さっさと通り過ぎようと校門近くを歩いていると、ザッと足音がして思わず振り向いた。
どうやら話し終えたらしい爆豪くんがそこには立っていて、見開いた目尻に涙が光っているのが見えてしまった。
「え、泣い」
「てねえわ!!!ぶっ殺すぞ!!!!!」
いや勢い。目をさらにかっ開いて爆豪くんが怒鳴って、口から出かけた言葉をスンと飲み込んだ。
校門には私の方が近いので、彼が帰るには私のそばを通らなければいけない。
一応クラスメイトではあるけれど、ドンマイなんて声を掛けたらそれこそ彼のたっかいプライドが許さないだろう。これはまあ、黙ってお互い通り過ぎるのが一番かも。
そう思って、「おつかれさま、また明日ね」と声をかけるだけかけて足を動かしたところで、「テメェ」と口を開いた。
「私はテメェなんて名前じゃありません」
「うっせぇわ。飄々としやがって」
「え、慰めて欲しいの?」
「ちげえよ!!!」
「じゃあなによ」
「お前ひとり、余裕ぶっこいてんじゃねえよ」
は?
「いや、待って、私負けたんだけれど」
「でも本気じゃねえだろうが」
「……轟くんと相性が悪いのは本当よ」
「余裕なのは否定しねえのな」
「余裕では、ないと思うわ」
何の力も持たない人間相手ではないから、正直難しい。今までは一方的にやり込めたけれど、この世界では恐らくそうはいかない。ただ、治癒能力の高さと死なないというのは私の圧倒的強みだ。

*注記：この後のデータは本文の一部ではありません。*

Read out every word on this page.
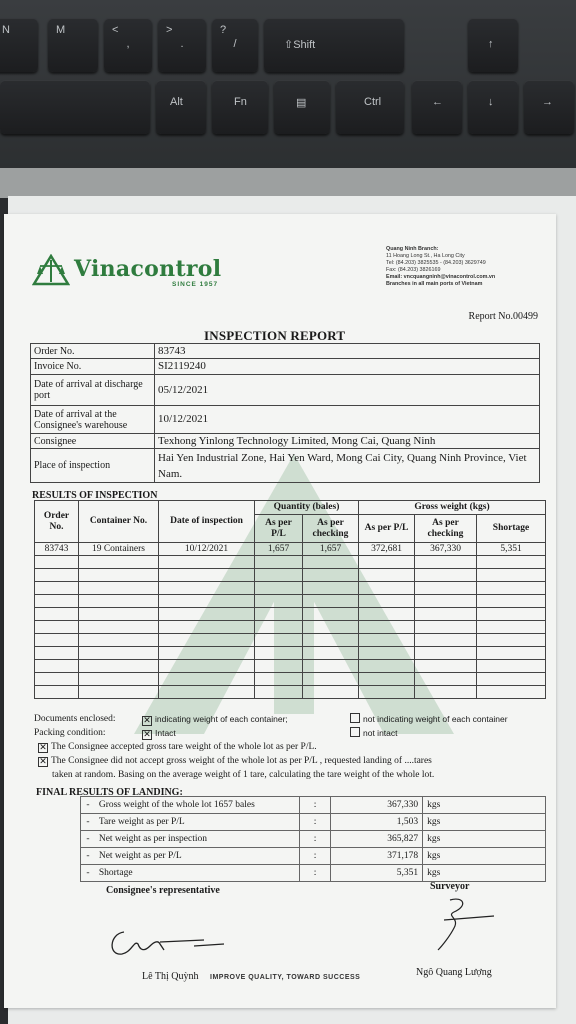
N	M	<
,
>
.
?
/	⇧Shift	↑
Alt	Fn	▤	Ctrl	←	↓	→
Vinacontrol
SINCE 1957
Quang Ninh Branch:
11 Hoang Long St., Ha Long City
Tel: (84.203) 3825535 - (84.203) 3629749
Fax: (84.203) 3826169
Email: vncquangninh@vinacontrol.com.vn
Branches in all main ports of Vietnam
Report No.00499
INSPECTION REPORT
Order No.	83743
Invoice No.	SI2119240
Date of arrival at discharge port	05/12/2021
Date of arrival at the Consignee's warehouse	10/12/2021
Consignee	Texhong Yinlong Technology Limited, Mong Cai, Quang Ninh
Place of inspection	Hai Yen Industrial Zone, Hai Yen Ward, Mong Cai City, Quang Ninh Province, Viet Nam.
RESULTS OF INSPECTION
Order No.	Container No.	Date of inspection	Quantity (bales)		Gross weight (kgs)		
			As per P/L	As per checking	As per P/L	As per checking	Shortage
83743	19 Containers	10/12/2021	1,657	1,657	372,681	367,330	5,351

Documents enclosed:	✕ indicating weight of each container;	not indicating weight of each container
Packing condition:	✕ Intact	not intact
✕ The Consignee accepted gross tare weight of the whole lot as per P/L.
✕ The Consignee did not accept gross weight of the whole lot as per P/L , requested landing of ....tares
taken at random. Basing on the average weight of 1 tare, calculating the tare weight of the whole lot.
FINAL RESULTS OF LANDING:
-	Gross weight of the whole lot 1657 bales	:	367,330	kgs
-	Tare weight as per P/L	:	1,503	kgs
-	Net weight as per inspection	:	365,827	kgs
-	Net weight as per P/L	:	371,178	kgs
-	Shortage	:	5,351	kgs
Consignee's representative	Surveyor
Lê Thị Quỳnh IMPROVE QUALITY, TOWARD SUCCESS	Ngô Quang Lượng
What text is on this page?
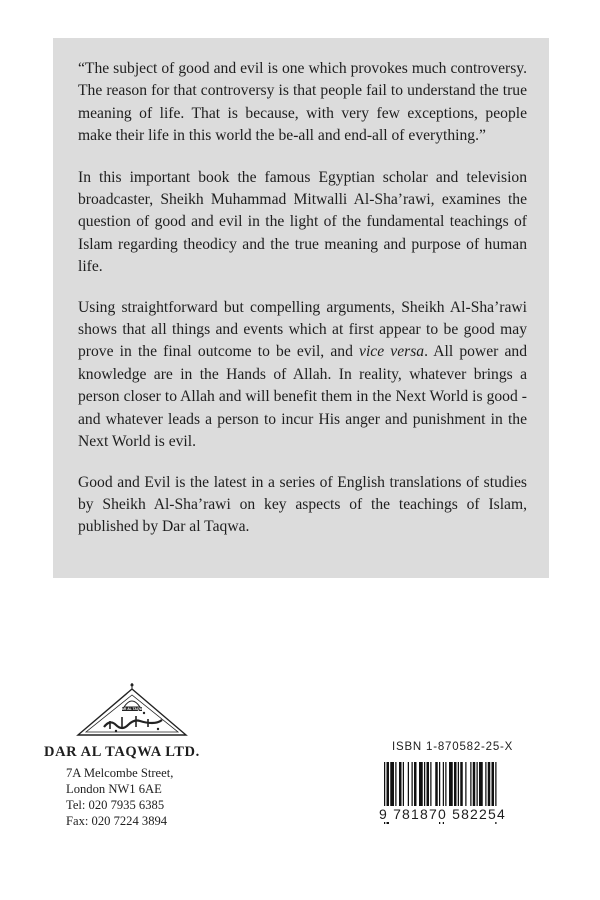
“The subject of good and evil is one which provokes much controversy. The reason for that controversy is that people fail to understand the true meaning of life. That is because, with very few exceptions, people make their life in this world the be-all and end-all of everything.”

In this important book the famous Egyptian scholar and television broadcaster, Sheikh Muhammad Mitwalli Al-Sha’rawi, examines the question of good and evil in the light of the fundamental teachings of Islam regarding theodicy and the true meaning and purpose of human life.

Using straightforward but compelling arguments, Sheikh Al-Sha’rawi shows that all things and events which at first appear to be good may prove in the final outcome to be evil, and vice versa. All power and knowledge are in the Hands of Allah. In reality, whatever brings a person closer to Allah and will benefit them in the Next World is good - and whatever leads a person to incur His anger and punishment in the Next World is evil.

Good and Evil is the latest in a series of English translations of studies by Sheikh Al-Sha’rawi on key aspects of the teachings of Islam, published by Dar al Taqwa.

DAR AL TAQWA
DAR AL TAQWA LTD.
7A Melcombe Street,
London NW1 6AE
Tel: 020 7935 6385
Fax: 020 7224 3894
ISBN 1-870582-25-X
9 781870 582254
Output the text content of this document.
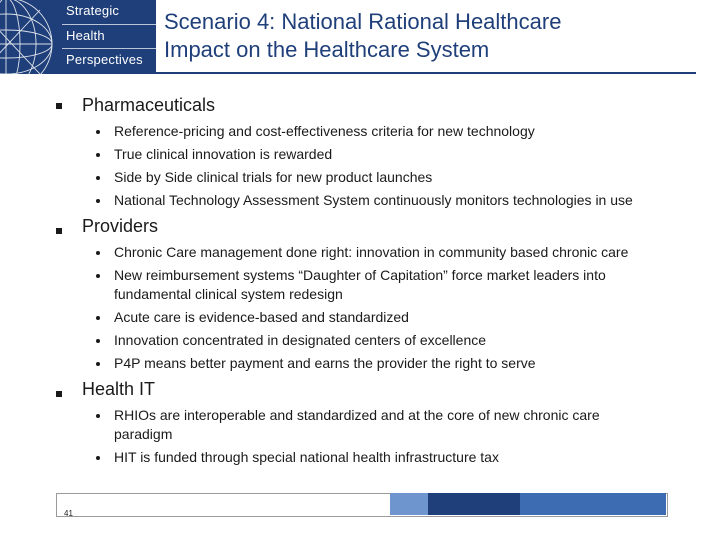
Strategic
Health
Perspectives
Scenario 4: National Rational Healthcare
Impact on the Healthcare System
Pharmaceuticals
Reference-pricing and cost-effectiveness criteria for new technology
True clinical innovation is rewarded
Side by Side clinical trials for new product launches
National Technology Assessment System continuously monitors technologies in use
Providers
Chronic Care management done right: innovation in community based chronic care
New reimbursement systems “Daughter of Capitation” force market leaders into
fundamental clinical system redesign
Acute care is evidence-based and standardized
Innovation concentrated in designated centers of excellence
P4P means better payment and earns the provider the right to serve
Health IT
RHIOs are interoperable and standardized and at the core of new chronic care
paradigm
HIT is funded through special national health infrastructure tax
41
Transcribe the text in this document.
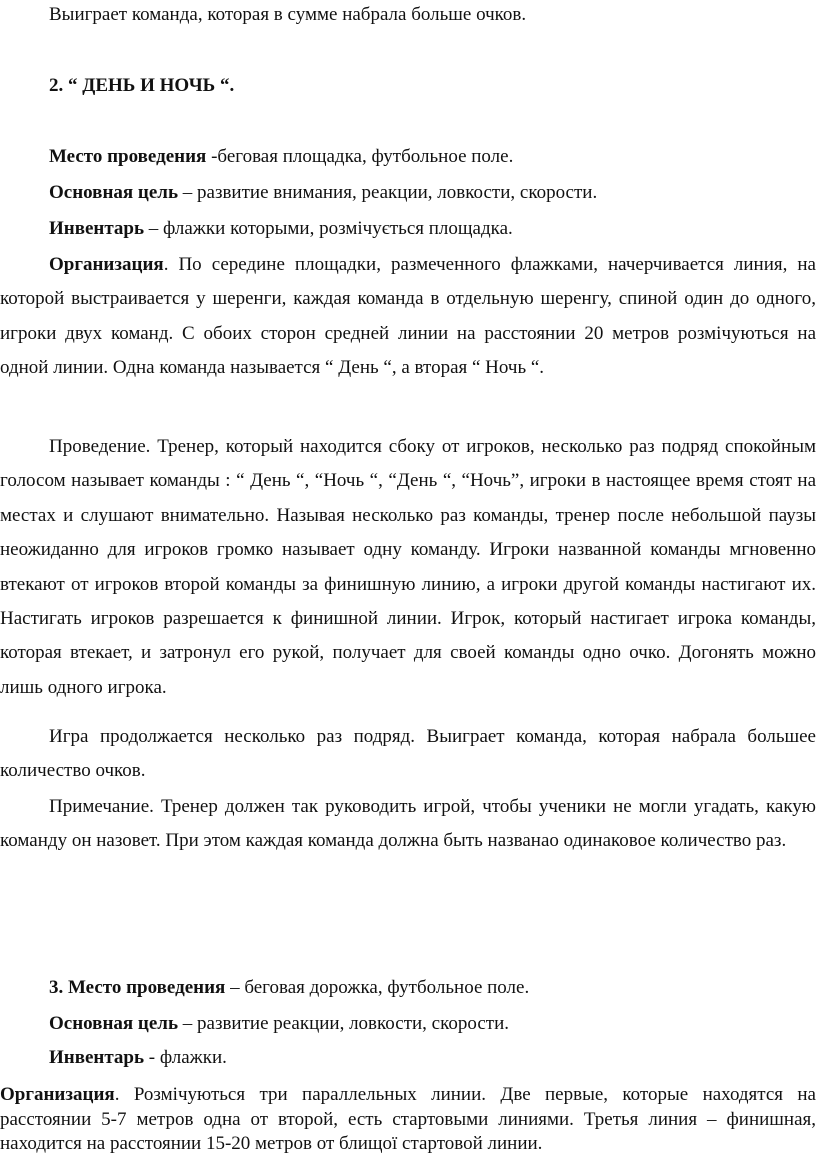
Выиграет команда, которая в сумме набрала больше очков.
2. “ ДЕНЬ И НОЧЬ “.
Место проведения -беговая площадка, футбольное поле.
Основная цель – развитие внимания, реакции, ловкости, скорости.
Инвентарь – флажки которыми, розмічується площадка.

Организация. По середине площадки, размеченного флажками, начерчивается линия, на которой выстраивается у шеренги, каждая команда в отдельную шеренгу, спиной один до одного, игроки двух команд. С обоих сторон средней линии на расстоянии 20 метров розмічуються на одной линии. Одна команда называется “ День “, а вторая “ Ночь “.

Проведение. Тренер, который находится сбоку от игроков, несколько раз подряд спокойным голосом называет команды : “ День “, “Ночь “, “День “, “Ночь”, игроки в настоящее время стоят на местах и слушают внимательно. Называя несколько раз команды, тренер после небольшой паузы неожиданно для игроков громко называет одну команду. Игроки названной команды мгновенно втекают от игроков второй команды за финишную линию, а игроки другой команды настигают их. Настигать игроков разрешается к финишной линии. Игрок, который настигает игрока команды, которая втекает, и затронул его рукой, получает для своей команды одно очко. Догонять можно лишь одного игрока.

Игра продолжается несколько раз подряд. Выиграет команда, которая набрала большее количество очков.

Примечание. Тренер должен так руководить игрой, чтобы ученики не могли угадать, какую команду он назовет. При этом каждая команда должна быть названао одинаковое количество раз.

3. Место проведения – беговая дорожка, футбольное поле.
Основная цель – развитие реакции, ловкости, скорости.
Инвентарь - флажки.

Организация. Розмічуються три параллельных линии. Две первые, которые находятся на расстоянии 5-7 метров одна от второй, есть стартовыми линиями. Третья линия – финишная, находится на расстоянии 15-20 метров от блищої стартовой линии.
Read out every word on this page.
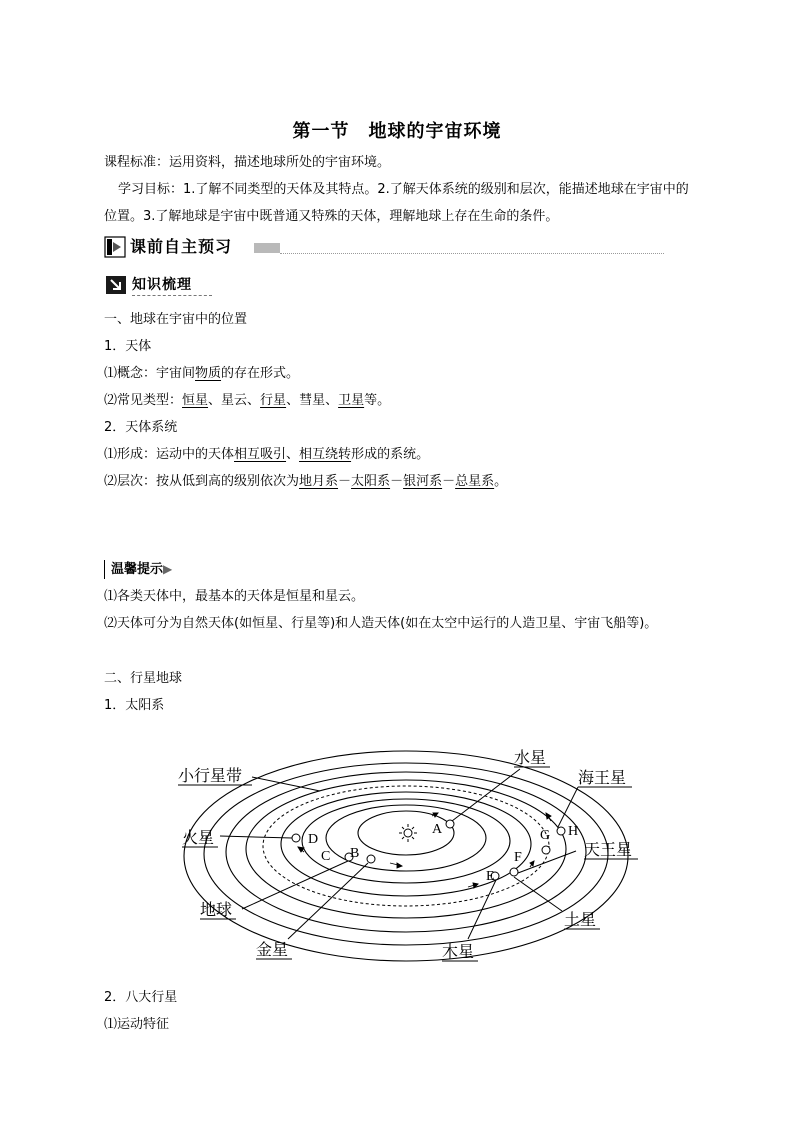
第一节　地球的宇宙环境
课程标准：运用资料，描述地球所处的宇宙环境。
学习目标：1.了解不同类型的天体及其特点。2.了解天体系统的级别和层次，能描述地球在宇宙中的
位置。3.了解地球是宇宙中既普通又特殊的天体，理解地球上存在生命的条件。
课前自主预习
知识梳理
一、地球在宇宙中的位置
1．天体
⑴概念：宇宙间物质的存在形式。
⑵常见类型：恒星、星云、行星、彗星、卫星等。
2．天体系统
⑴形成：运动中的天体相互吸引、相互绕转形成的系统。
⑵层次：按从低到高的级别依次为地月系－太阳系－银河系－总星系。
温馨提示▶
⑴各类天体中，最基本的天体是恒星和星云。
⑵天体可分为自然天体(如恒星、行星等)和人造天体(如在太空中运行的人造卫星、宇宙飞船等)。
二、行星地球
1．太阳系
A
B
C
D
E
F
G H
小行星带
火星
地球
金星
水星
海王星
天王星
土星
木星
2．八大行星
⑴运动特征
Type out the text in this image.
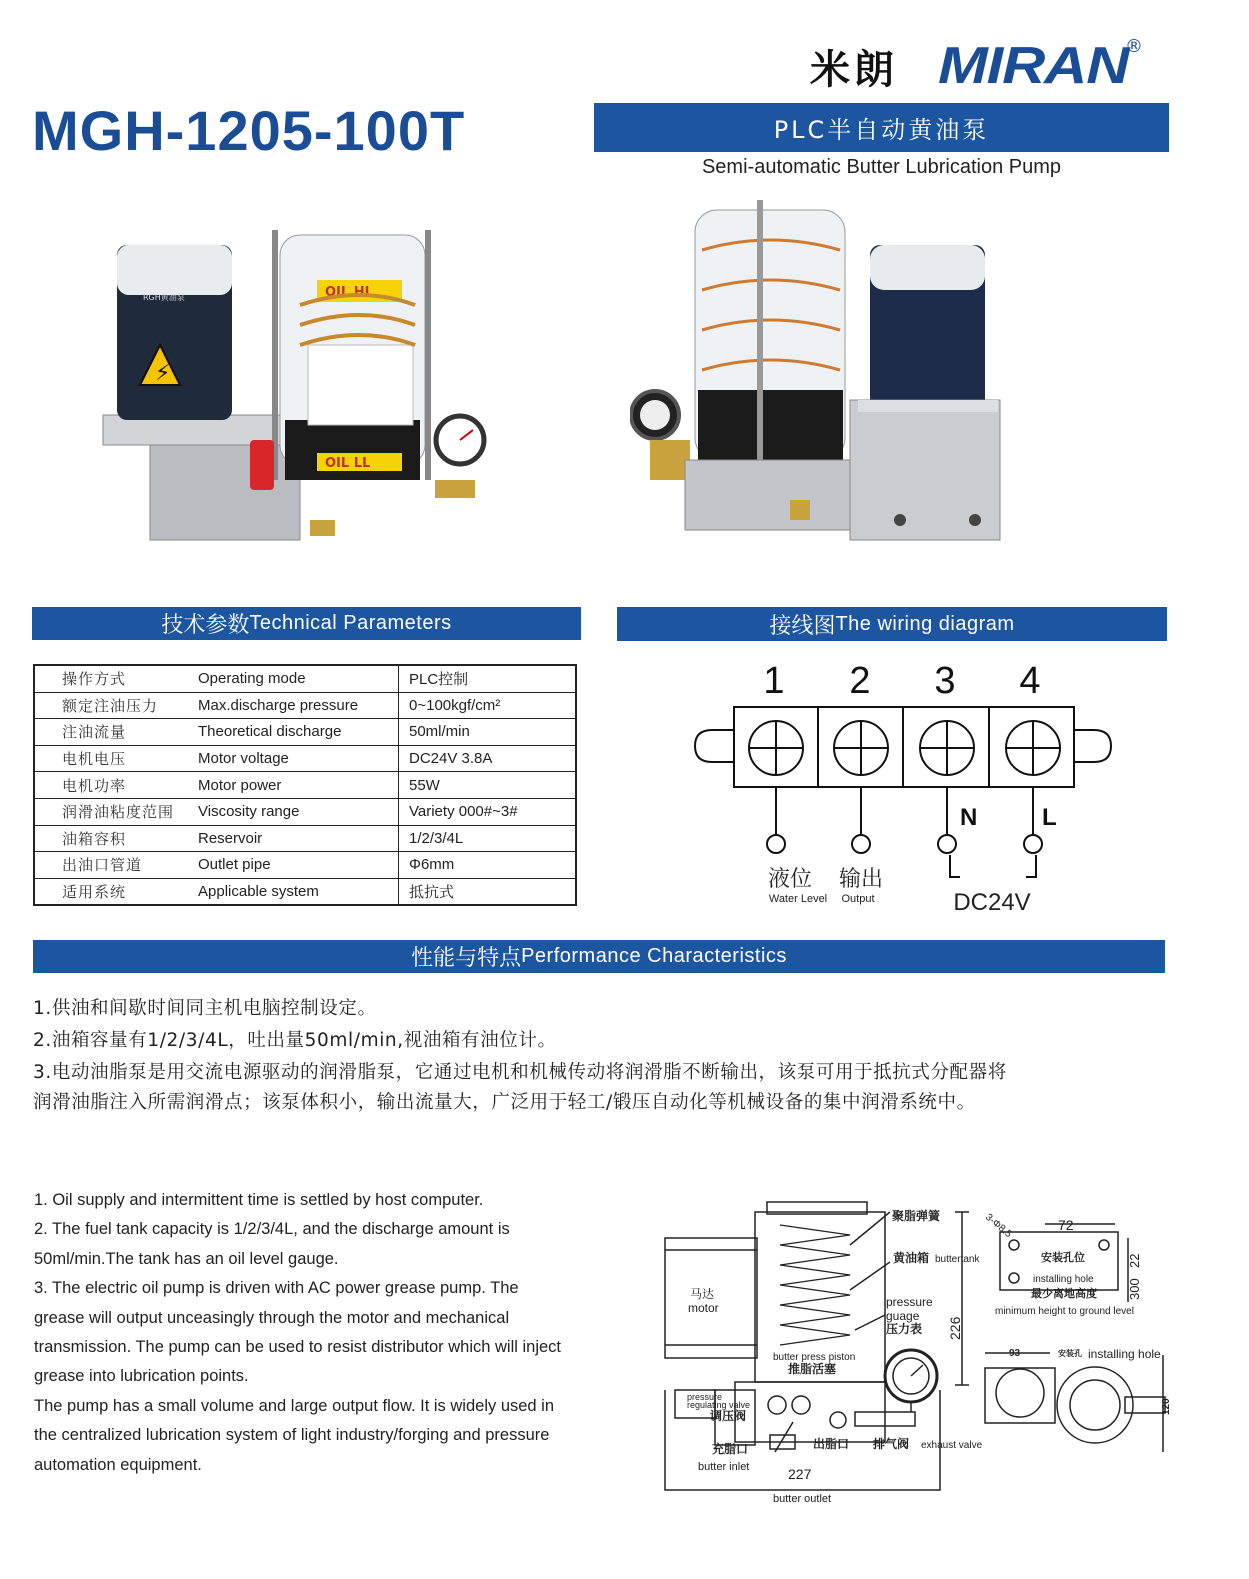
MGH-1205-100T
米朗 MIRAN
®
PLC半自动黄油泵
Semi-automatic Butter Lubrication Pump
RGH黄油泵
⚡
OIL HL
OIL LL
技术参数 Technical Parameters
操作方式	Operating mode	PLC控制
额定注油压力	Max.discharge pressure	0~100kgf/cm²
注油流量	Theoretical discharge	50ml/min
电机电压	Motor voltage	DC24V 3.8A
电机功率	Motor power	55W
润滑油粘度范围	Viscosity range	Variety 000#~3#
油箱容积	Reservoir	1/2/3/4L
出油口管道	Outlet pipe	Φ6mm
适用系统	Applicable system	抵抗式
接线图 The wiring diagram
1 2 3 4
N	L
液位
Water Level
输出
Output	DC24V
性能与特点 Performance Characteristics
1.供油和间歇时间同主机电脑控制设定。
2.油箱容量有1/2/3/4L，吐出量50ml/min,视油箱有油位计。
3.电动油脂泵是用交流电源驱动的润滑脂泵，它通过电机和机械传动将润滑脂不断输出，该泵可用于抵抗式分配器将
润滑油脂注入所需润滑点；该泵体积小，输出流量大，广泛用于轻工/锻压自动化等机械设备的集中润滑系统中。
1. Oil supply and intermittent time is settled by host computer.
2. The fuel tank capacity is 1/2/3/4L, and the discharge amount is
50ml/min.The tank has an oil level gauge.
3. The electric oil pump is driven with AC power grease pump. The
grease will output unceasingly through the motor and mechanical
transmission. The pump can be used to resist distributor which will inject
grease into lubrication points.
The pump has a small volume and large output flow. It is widely used in
the centralized lubrication system of light industry/forging and pressure
automation equipment.
聚脂弹簧
黄油箱 buttertank
马达
motor	pressure
guage
压力表
butter press piston
推脂活塞
pressure
regulating valve
调压阀
充脂口
butter inlet
出脂口
butter outlet
排气阀 exhaust valve
227
226
3-Φ8.5	72
22
300
安装孔位
installing hole
最少离地高度
minimum height to ground level
93	安装孔 installing hole
120
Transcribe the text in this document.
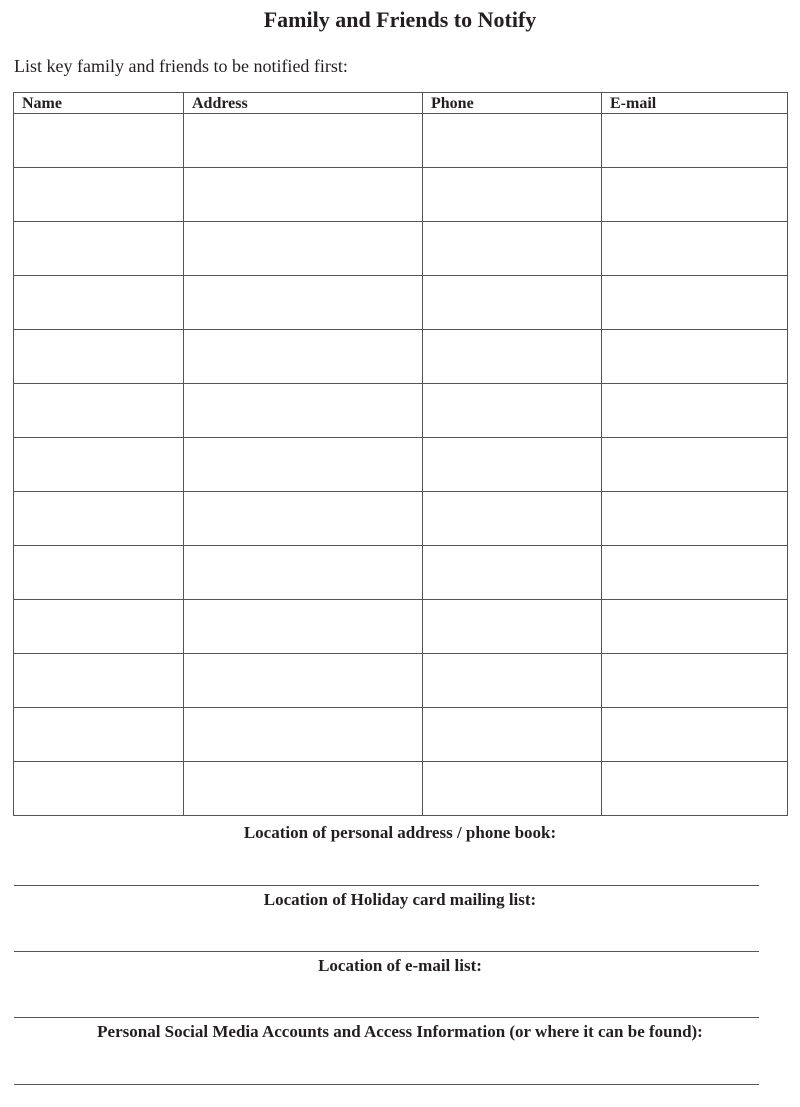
Family and Friends to Notify
List key family and friends to be notified first:
Name	Address	Phone	E-mail

Location of personal address / phone book:
Location of Holiday card mailing list:
Location of e-mail list:
Personal Social Media Accounts and Access Information (or where it can be found):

足の鎖も切ろうと思えば切れただろうし、手足を凍らされて床に伏した時も、暴れればもしかしたら動けたかもしれない。あくまで、可能性の話だ。
「恐らく、場数と死線の違いよ。所謂経験値ね」
「アァ?」
にっこり。
これ以上話す必要もない。無言で笑みを浮かべると、チィッと盛大な舌打ちをして彼は私の前を通り過ぎて行った。